The film, Slumdog Millionaire depicts the sorry state-of-affairs in our country: extreme poverty, communal carnages, ‘children left to moral and material abandonment’, gangs operating forced beggary, mafia underworld, torture in police custody, arrogance of the elite, insensitivity of the middle class …. In short, it paints the horrendous reality and the ugly face of the Other India and also the dreams, aspirations and heroic struggles of those inhabiting therein. Plausibly, the depiction of the day-to-day heroic struggles of the underdogs in our country looks exotic for the audience from affluent countries (quite like the thrill of an adventurous trekking!) which might explain the reason why the film was a greater success in those countries than in our own country. It depicts the underbelly of the fast-growing economy leaping forward with 8-9 per cent growth even in the midst of the global financial meltdown – the only country, other than China, with impressive growth rates today. For all the criticisms of portraying the gloomy side of the Indian reality, hardly anyone contests the veracity of such a depiction. The film, of course, ends giving illusions of a millionaire’s life even to the slumdogs, an illusion of social mobility that characterises the liberal democratic social order. In other words, a way-out is shown within the bounds of the system itself.
Of course, the upwardly mobile classes in India detest projecting a grim face of India to the world outside because it is thought of as a slur on the image of an India globalising. It took Danny Boyle, a foreigner to paint this ugly face of ‘India shining’. The film reminds us of the statement by B.R. Ambedkar, “Democracy in India is only a top-dressing on the Indian soil, which is essentially undemocratic.” The age-old Indian system of multi-layered oppression ensured that most individuals and groups find themselves more privileged with respect to some others, leaving their moral bases for challenging oppression weak. Is it simply that we, the Indian middle and upper classes have ourselves, become too complacent or indifferent towards the day-to-day existential struggles of our ‘long suffering people’, struggles, probably much more severe than in any other Third World country? Or is this cunning of silence to be explained with reference to the fact that the existence of a vast population of have-nots ensures the comfort of the elite. After all, do not the elite of the affluent countries have to take care of their young, cook, wash and do other mundane things by themselves when the elite in India do not have to do any of these? However, the sustainability of this level of comfort is suspect since the existence of a vast population of the underdogs can lead to social upheavals and increased levels of violence in society, an aspect not left untouched by this film.
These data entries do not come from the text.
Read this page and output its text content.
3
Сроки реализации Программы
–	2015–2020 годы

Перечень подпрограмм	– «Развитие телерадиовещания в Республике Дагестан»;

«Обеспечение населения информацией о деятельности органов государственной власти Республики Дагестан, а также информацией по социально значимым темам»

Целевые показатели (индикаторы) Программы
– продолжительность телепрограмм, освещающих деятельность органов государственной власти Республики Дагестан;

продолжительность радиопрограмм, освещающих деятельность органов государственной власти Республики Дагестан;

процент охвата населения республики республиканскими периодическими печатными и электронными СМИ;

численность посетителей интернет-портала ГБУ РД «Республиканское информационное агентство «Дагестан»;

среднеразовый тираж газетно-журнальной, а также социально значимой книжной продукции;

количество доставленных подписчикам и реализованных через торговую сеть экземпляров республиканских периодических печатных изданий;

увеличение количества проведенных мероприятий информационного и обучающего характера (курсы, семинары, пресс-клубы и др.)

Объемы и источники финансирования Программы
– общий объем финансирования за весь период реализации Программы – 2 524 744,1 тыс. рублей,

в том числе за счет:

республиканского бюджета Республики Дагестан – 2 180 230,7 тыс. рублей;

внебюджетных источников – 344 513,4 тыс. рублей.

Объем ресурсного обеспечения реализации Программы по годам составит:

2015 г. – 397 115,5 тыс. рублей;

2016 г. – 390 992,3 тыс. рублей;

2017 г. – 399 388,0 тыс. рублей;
Or is it that we are trapped in the snare of our own patriotism, guided by the mindset that we shouldn’t wash our dirty linen in public?
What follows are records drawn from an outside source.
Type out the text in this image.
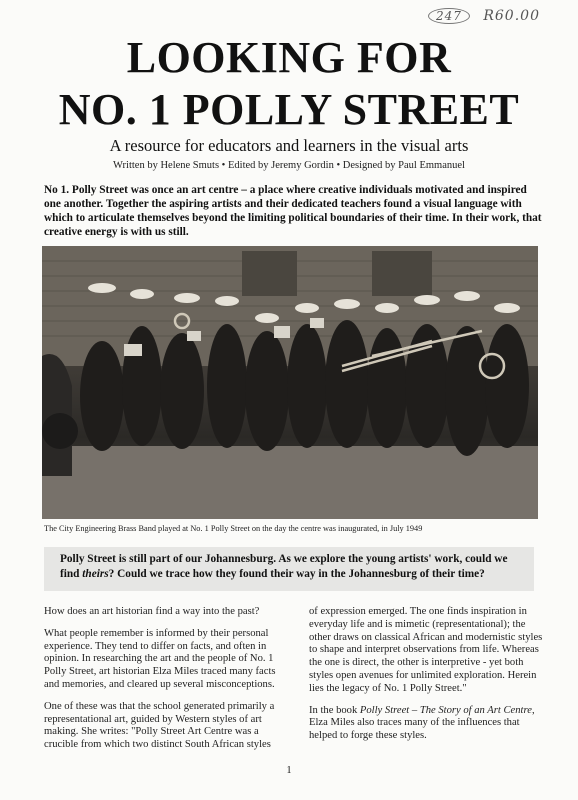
247 R60.00
LOOKING FOR
NO. 1 POLLY STREET
A resource for educators and learners in the visual arts
Written by Helene Smuts • Edited by Jeremy Gordin • Designed by Paul Emmanuel
No 1. Polly Street was once an art centre – a place where creative individuals motivated and inspired one another. Together the aspiring artists and their dedicated teachers found a visual language with which to articulate themselves beyond the limiting political boundaries of their time. In their work, that creative energy is with us still.
The City Engineering Brass Band played at No. 1 Polly Street on the day the centre was inaugurated, in July 1949
Polly Street is still part of our Johannesburg. As we explore the young artists' work, could we find theirs? Could we trace how they found their way in the Johannesburg of their time?

How does an art historian find a way into the past?

What people remember is informed by their personal experience. They tend to differ on facts, and often in opinion. In researching the art and the people of No. 1 Polly Street, art historian Elza Miles traced many facts and memories, and cleared up several misconceptions.

One of these was that the school generated primarily a representational art, guided by Western styles of art making. She writes: "Polly Street Art Centre was a crucible from which two distinct South African styles

of expression emerged. The one finds inspiration in everyday life and is mimetic (representational); the other draws on classical African and modernistic styles to shape and interpret observations from life. Whereas the one is direct, the other is interpretive - yet both styles open avenues for unlimited exploration. Herein lies the legacy of No. 1 Polly Street."

In the book Polly Street – The Story of an Art Centre, Elza Miles also traces many of the influences that helped to forge these styles.

1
President Pratibha Patil congratulated the artists of Slumdog Millionaire for “making India proud”. Congress President Sonia Gandhi felt that the team of this film “have done India proud”. Shall we, indeed, become proud of the achievements of these individual artists or put our heads down in shame on the sorry state-of-affairs in our country on the 62nd year of ‘independence’? With the Oscar recognition to the film, “Jai ho” is the new fashion of greeting that is going rounds among the so-called patriotic Indians. But just a minute, please. Jai ho what? Jai ho this sorry state-of-affairs? Jai ho our country, excluding its luckless millions? Let us face it: If only this film leads to serious efforts especially by those in positions of ‘doability’ to undo the evil of unprotected childhoods – a condition of children being left to ‘moral and material abandonment’ could the yells of Jai ho have any meaning or relevance. Can the State, the policy makers and all in positions of ‘doability’ initiate sincere efforts to remove this curse? It is the election year, after all. Let us have serious efforts for the implementation of at least one of the Directive Principles in our Constitution, Article 39(f): “The State shall, in particular, direct its policy towards securing that children are given opportunities and facilities to develop in a healthy manner and in conditions of freedom and dignity and that childhood and youth are protected against exploitation and against moral and material abandonment.” Along with the infamous horrors of Nithari near NOIDA, 7,912 children, mostly from very poor backgrounds, gone missing in Delhi during the one and half years from Jan. 2007 to June 2008 and 2210 children gone missing in Delhi during 1 June 2008 to 12 Jan. 2009 (Indian Express, ‘ExpressNewsline’, 3 March 2009, New Delhi) is no mean context for initiating these efforts. Listening to the unthinking yells of Jai ho, one is reminded of two lines from the Telugu poet, N.K.:
Even to this day, the shackles of my country are not broken …
Who has composed a tune for ungotten freedom?